Scale-free, programmable design of morphable chain loops of kilobots and colloidal motors

Micron-scale robots require systems that can morph into arbitrary target configurations controlled by external agents such as heat, light, electricity, and chemical environment. Achieving this behavior using conventional approaches is challenging because the available materials at these scales are not programmable like their macroscopic counterparts. To overcome this challenge, we propose a design strategy to make a robotic machine that is both programmable and compatible with colloidal-scale physics. Our strategy uses motors in the form of active colloidal particles that constantly propel forward.
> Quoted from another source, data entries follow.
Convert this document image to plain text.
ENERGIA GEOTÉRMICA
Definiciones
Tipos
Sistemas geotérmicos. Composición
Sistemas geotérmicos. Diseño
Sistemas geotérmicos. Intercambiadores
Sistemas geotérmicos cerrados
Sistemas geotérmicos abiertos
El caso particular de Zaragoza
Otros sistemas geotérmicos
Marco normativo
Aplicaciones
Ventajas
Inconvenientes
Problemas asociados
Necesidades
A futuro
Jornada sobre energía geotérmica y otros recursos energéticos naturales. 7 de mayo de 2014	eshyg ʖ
We sequence these motors end-to-end in a closed chain forming a two-dimensional loop that folds under its mechanical constraints. We encode the target loop shape and its motion by regulating six design parameters, each scale-invariant and achievable at the colloidal scale. We demonstrate the plausibility of our design strategy using centimeter-scale robots called kilobots. We use Brownian dynamics simulation to explore the large design space beyond that possible with kilobots, and present an analytical theory to aid the design process. Multiple loops can also be fused together to achieve several complex shapes and robotic behaviors, demonstrated by folding a letter shape "M," a dynamic gripper, and a dynamic pacman. The material-agnostic, scale-free, and programmable nature of our design enables building a variety of reconfigurable and autonomous robots at both colloidal scales and macroscales.